The phrase "Fried potato slice" exists because of literal translation culture in Chinese English learning.
[EN] Origin: Meme/Translation Error. This phrase likely emerged from Chinese restaurant menus or food delivery apps that use direct machine translation. The exact timeline is unclear, but it became noticeable around 2010-2015 when Chinese food culture went global and online menus were poorly translated. It spread through Weibo and Dianping (Chinese Yelp), where netizens would screenshot menu blunders. The phrase later appeared on English-language meme sites like Reddit’s /r/ChineseLanguage or tourism forums, serving as a classic example of “Chinglish menu fail.” Its persistence shows how widespread the habit of treating “炒” as always “fried” remains.

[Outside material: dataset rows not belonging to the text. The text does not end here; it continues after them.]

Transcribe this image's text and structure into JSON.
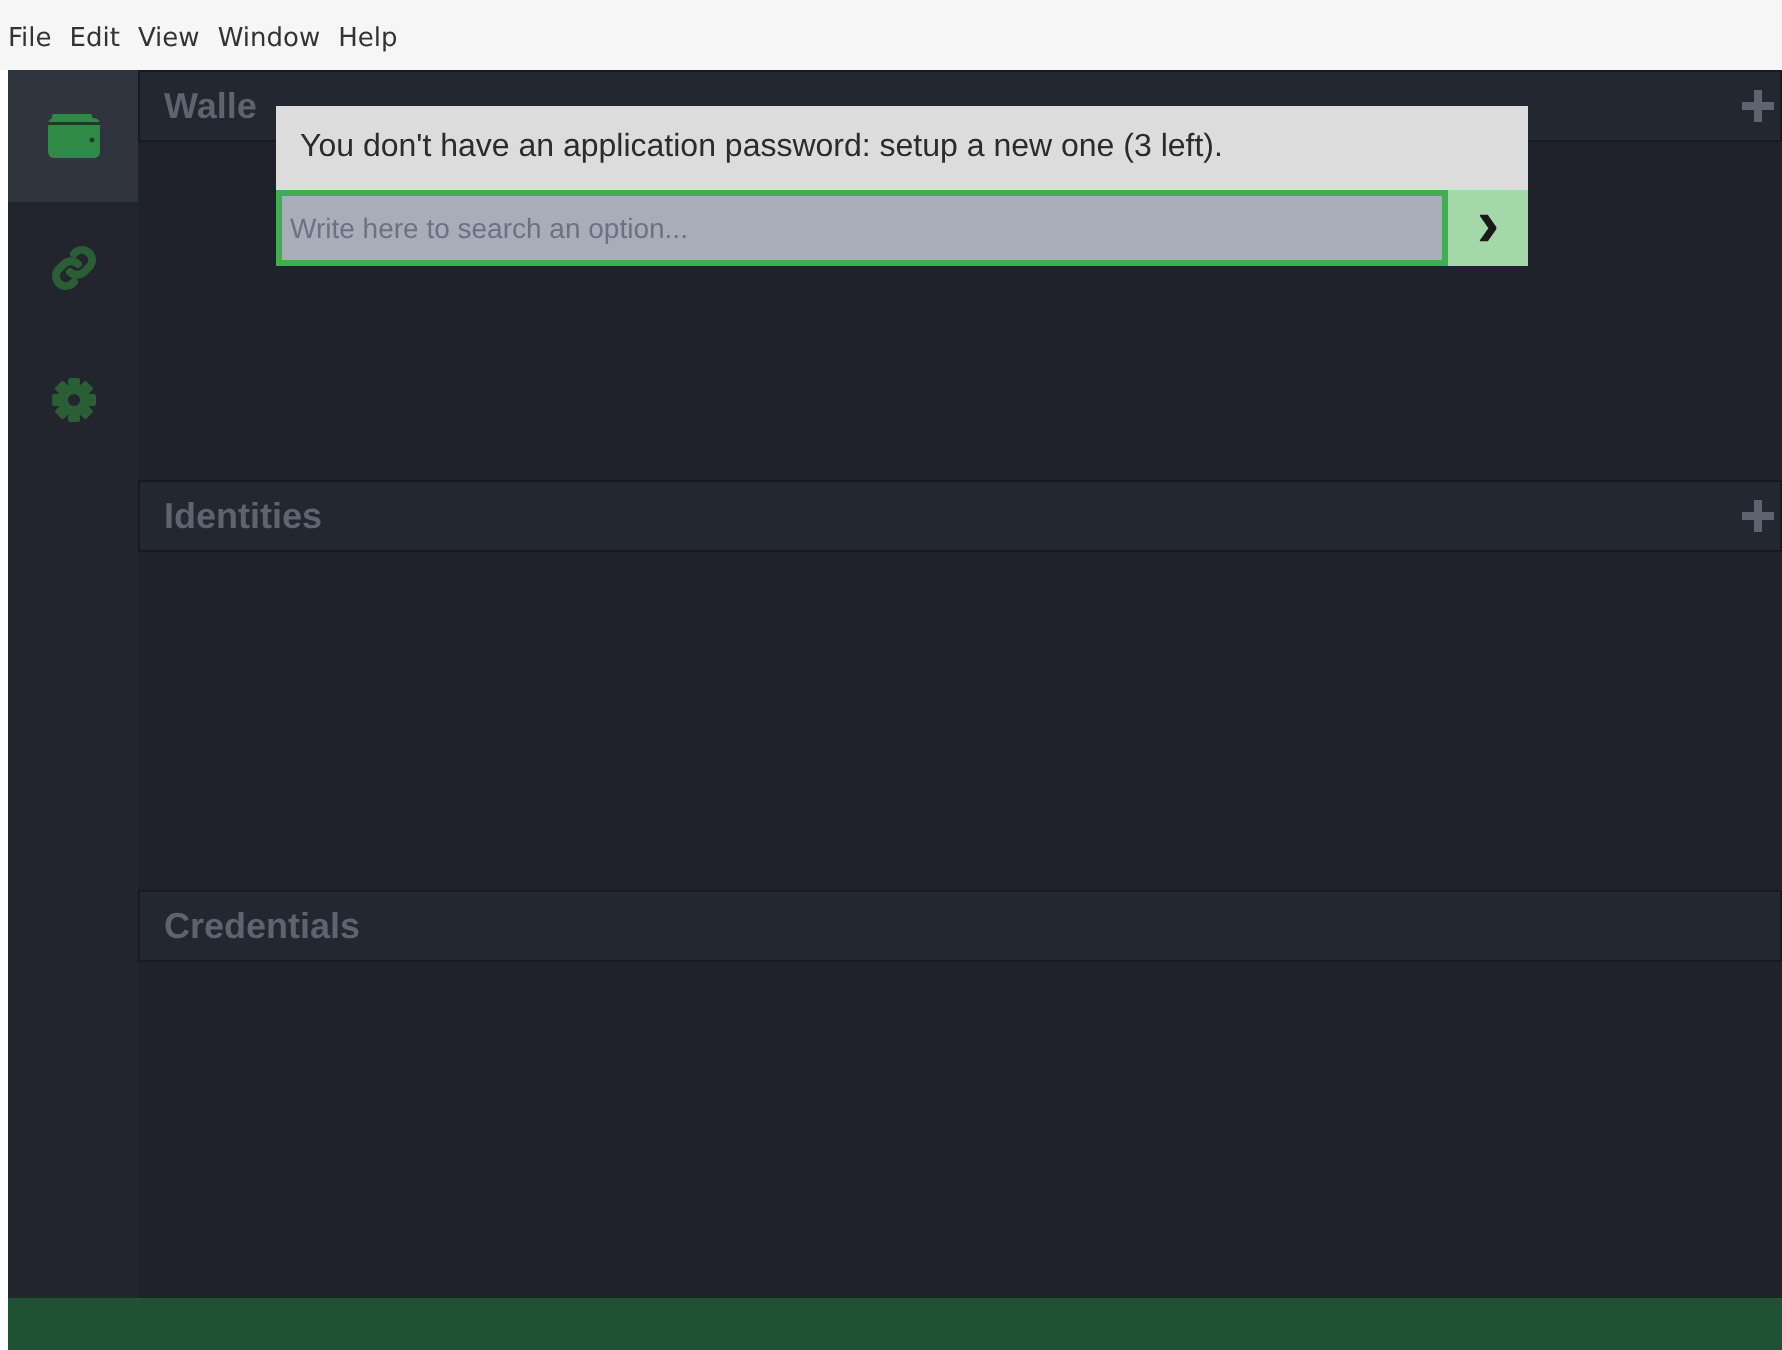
{
  "menu": [
    "File",
    "Edit",
    "View",
    "Window",
    "Help"
  ],
  "sidebar": {
    "items": [
      {
        "kind": "wallet",
        "selected": true
      },
      {
        "kind": "link",
        "selected": false
      },
      {
        "kind": "settings",
        "selected": false
      }
    ]
  },
  "sections": [
    {
      "title": "Walle",
      "add_button": true
    },
    {
      "title": "Identities",
      "add_button": true
    },
    {
      "title": "Credentials",
      "add_button": false
    }
  ],
  "prompt": {
    "message": "You don't have an application password: setup a new one (3 left).",
    "placeholder": "Write here to search an option...",
    "submit": "›"
  }
}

[中文] 来源:网络迷因/误译。此短语极可能源自中餐馆菜单或外卖平台,因机器直译“炒”为“fried”而生。时间线不明确,但在2010-2015年间中餐全球化、外卖APP兴起时频繁出现。传播起始于微博、大众点评等平台,网友截图吐槽翻译错误;随后蔓延至Reddit等英文论坛,成为“中式英语菜单翻车”的经典案例。它凸显了将“炒”简单等同于“fried”的顽固思维。
Why do Chinese speakers say this?
In Chinese, the word order and grammar structure is directly carried over into English, creating phrases that sound unnatural to native speakers but are widely understood among Chinese speakers.
This is what linguists call "transfer error" — the grammar patterns of your first language ("transfer") into your second language.